The same thing happens with hangovers. Using this image for the crisis, in some way, puts the blame on someone who suffers, for being drunk. “For me, one of the most cretinous things about this crisis is the talk of hangovers. It implies that things are going badly now because of your excess, and we cannot fall for the tricks inside these metaphors,” he argues. Journalists, he critiques, “should stop carrying these facile metaphors.”

Technical terms can also make great allies for sweet talk. Referring to collective layoffs as “expedients for the regulation of employment” is a good example. Another is the “creditors’ competition”, which was a term a 2003 law chose for what was previously known as suspension of payment by a business, a much cruder and more explicit term.

Financial jargon, which is sometimes very complex, can also make communication hazy. Debt exposure and asset allocation often refer to real estate has been seized because the proprietors could not pay for credit. A little while ago, the airline company Spanair announced that it had seized operations because of “a lack of financial visibility”; that is to say, it didn’t have money, and no one would give it any more.

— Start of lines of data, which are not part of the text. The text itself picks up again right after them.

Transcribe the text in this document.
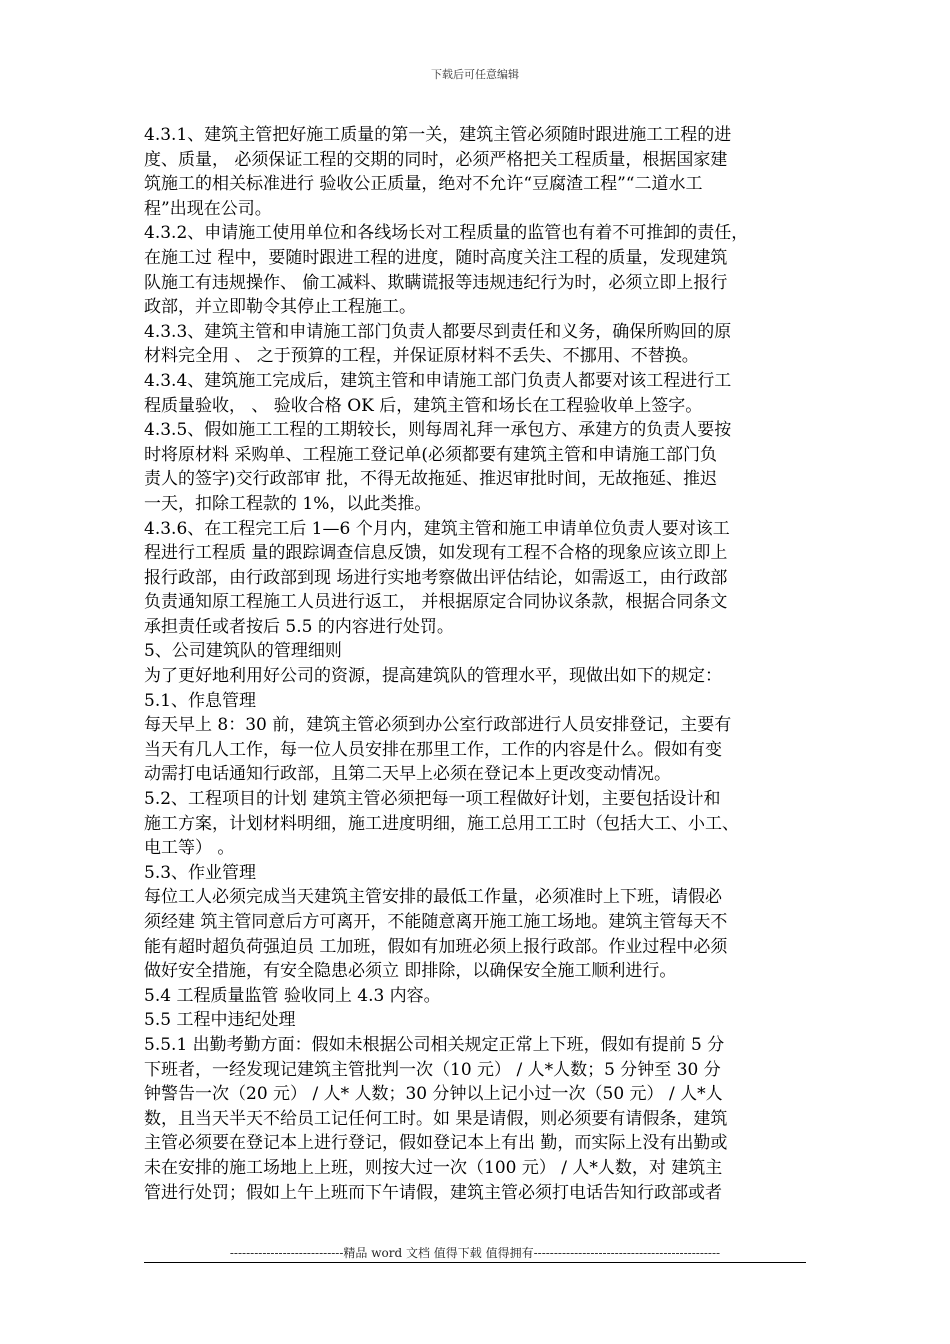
下载后可任意编辑
4.3.1、建筑主管把好施工质量的第一关，建筑主管必须随时跟进施工工程的进
度、质量， 必须保证工程的交期的同时，必须严格把关工程质量，根据国家建
筑施工的相关标准进行 验收公正质量，绝对不允许“豆腐渣工程”“二道水工
程”出现在公司。
4.3.2、申请施工使用单位和各线场长对工程质量的监管也有着不可推卸的责任，
在施工过 程中，要随时跟进工程的进度，随时高度关注工程的质量，发现建筑
队施工有违规操作、 偷工减料、欺瞒谎报等违规违纪行为时，必须立即上报行
政部，并立即勒令其停止工程施工。
4.3.3、建筑主管和申请施工部门负责人都要尽到责任和义务，确保所购回的原
材料完全用 、 之于预算的工程，并保证原材料不丢失、不挪用、不替换。
4.3.4、建筑施工完成后，建筑主管和申请施工部门负责人都要对该工程进行工
程质量验收， 、 验收合格 OK 后，建筑主管和场长在工程验收单上签字。
4.3.5、假如施工工程的工期较长，则每周礼拜一承包方、承建方的负责人要按
时将原材料 采购单、工程施工登记单(必须都要有建筑主管和申请施工部门负
责人的签字)交行政部审 批，不得无故拖延、推迟审批时间，无故拖延、推迟
一天，扣除工程款的 1%，以此类推。
4.3.6、在工程完工后 1—6 个月内，建筑主管和施工申请单位负责人要对该工
程进行工程质 量的跟踪调查信息反馈，如发现有工程不合格的现象应该立即上
报行政部，由行政部到现 场进行实地考察做出评估结论，如需返工，由行政部
负责通知原工程施工人员进行返工， 并根据原定合同协议条款，根据合同条文
承担责任或者按后 5.5 的内容进行处罚。
5、公司建筑队的管理细则
为了更好地利用好公司的资源，提高建筑队的管理水平，现做出如下的规定：
5.1、作息管理
每天早上 8：30 前，建筑主管必须到办公室行政部进行人员安排登记，主要有
当天有几人工作，每一位人员安排在那里工作，工作的内容是什么。假如有变
动需打电话通知行政部，且第二天早上必须在登记本上更改变动情况。
5.2、工程项目的计划 建筑主管必须把每一项工程做好计划，主要包括设计和
施工方案，计划材料明细，施工进度明细，施工总用工工时（包括大工、小工、
电工等） 。
5.3、作业管理
每位工人必须完成当天建筑主管安排的最低工作量，必须准时上下班，请假必
须经建 筑主管同意后方可离开，不能随意离开施工施工场地。建筑主管每天不
能有超时超负荷强迫员 工加班，假如有加班必须上报行政部。作业过程中必须
做好安全措施，有安全隐患必须立 即排除，以确保安全施工顺利进行。
5.4 工程质量监管 验收同上 4.3 内容。
5.5 工程中违纪处理
5.5.1 出勤考勤方面：假如未根据公司相关规定正常上下班，假如有提前 5 分
下班者，一经发现记建筑主管批判一次（10 元） / 人*人数；5 分钟至 30 分
钟警告一次（20 元） / 人* 人数；30 分钟以上记小过一次（50 元） / 人*人
数，且当天半天不给员工记任何工时。如 果是请假，则必须要有请假条，建筑
主管必须要在登记本上进行登记，假如登记本上有出 勤，而实际上没有出勤或
未在安排的施工场地上上班，则按大过一次（100 元） / 人*人数，对 建筑主
管进行处罚；假如上午上班而下午请假，建筑主管必须打电话告知行政部或者
----------------------------精品 word 文档 值得下载 值得拥有----------------------------------------------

In this chapter of the interminable crisis, we never stop hearing the word “sacrifice” used for cuts to programs (seeking a “fiscal consolidation”). The European project is staggering because of budget disequilibria and sovereign debt crises.

It’s interesting to listen now to the Javier Pradera’s analysis published in this same newspaper August 1, 1993. The negotiations between government and social agents on an employment plan went beyond euphemisms. “The Byzantine wording the executive branch is using to convince Spaniards that convergence with Europe will demand effort but not sacrifice has nearly exhausted its reserves of verbal gunpowder,” Pradera wrote. “The useless semantic struggle to determine whether the rigor of the new government’s budgetary politics will lead to a cut in social spending sometimes distracts from the summertime blues, but it won’t do much to help negotiations progress,” he continued.

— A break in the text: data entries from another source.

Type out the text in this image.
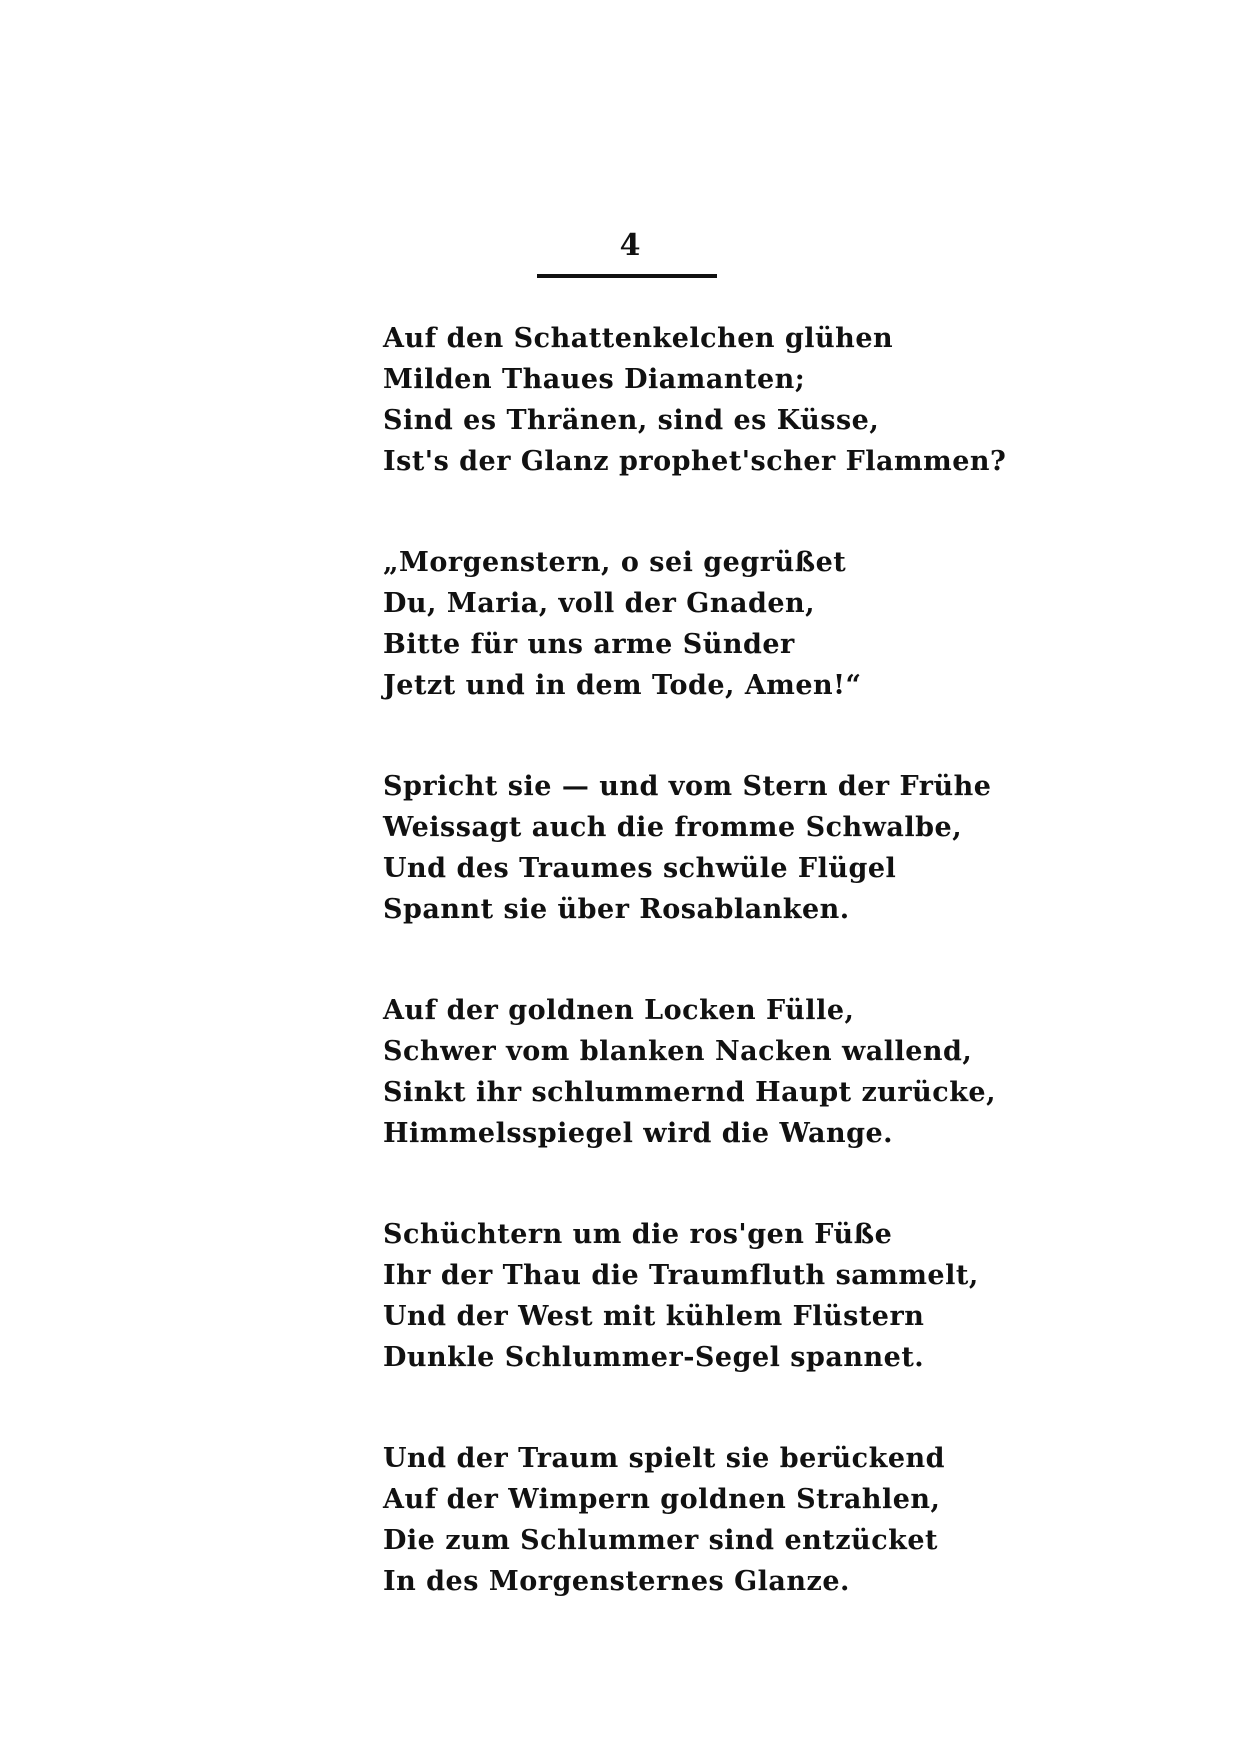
4
Auf den Schattenkelchen glühen
Milden Thaues Diamanten;
Sind es Thränen, sind es Küsse,
Ist's der Glanz prophet'scher Flammen?
„Morgenstern, o sei gegrüßet
Du, Maria, voll der Gnaden,
Bitte für uns arme Sünder
Jetzt und in dem Tode, Amen!“
Spricht sie — und vom Stern der Frühe
Weissagt auch die fromme Schwalbe,
Und des Traumes schwüle Flügel
Spannt sie über Rosablanken.
Auf der goldnen Locken Fülle,
Schwer vom blanken Nacken wallend,
Sinkt ihr schlummernd Haupt zurücke,
Himmelsspiegel wird die Wange.
Schüchtern um die ros'gen Füße
Ihr der Thau die Traumfluth sammelt,
Und der West mit kühlem Flüstern
Dunkle Schlummer-Segel spannet.
Und der Traum spielt sie berückend
Auf der Wimpern goldnen Strahlen,
Die zum Schlummer sind entzücket
In des Morgensternes Glanze.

Miguel Boyer presented the budget like so May 17, 1983: “The fight against inflation will be facilitated by an attitude of salary moderation.”

This type of language is expressed not only by the lips of public powers, Antón Costas points out. “Corporations also use them when they have to defend certain pacts, such as those for salary moderation.” Moderation moderates: it tempers, tightens, and cleans up to avert excess.

Some debates and their linguistic resources are timeless. There will be more bad years, some melancholy poet said. Businessmen, on the other hand, evade “problems” in their interviews and instead speak of “challenges”. There will be cuts for some and adjustments, reforms, or fiscal consolidation measures for others, but a third group will call it love.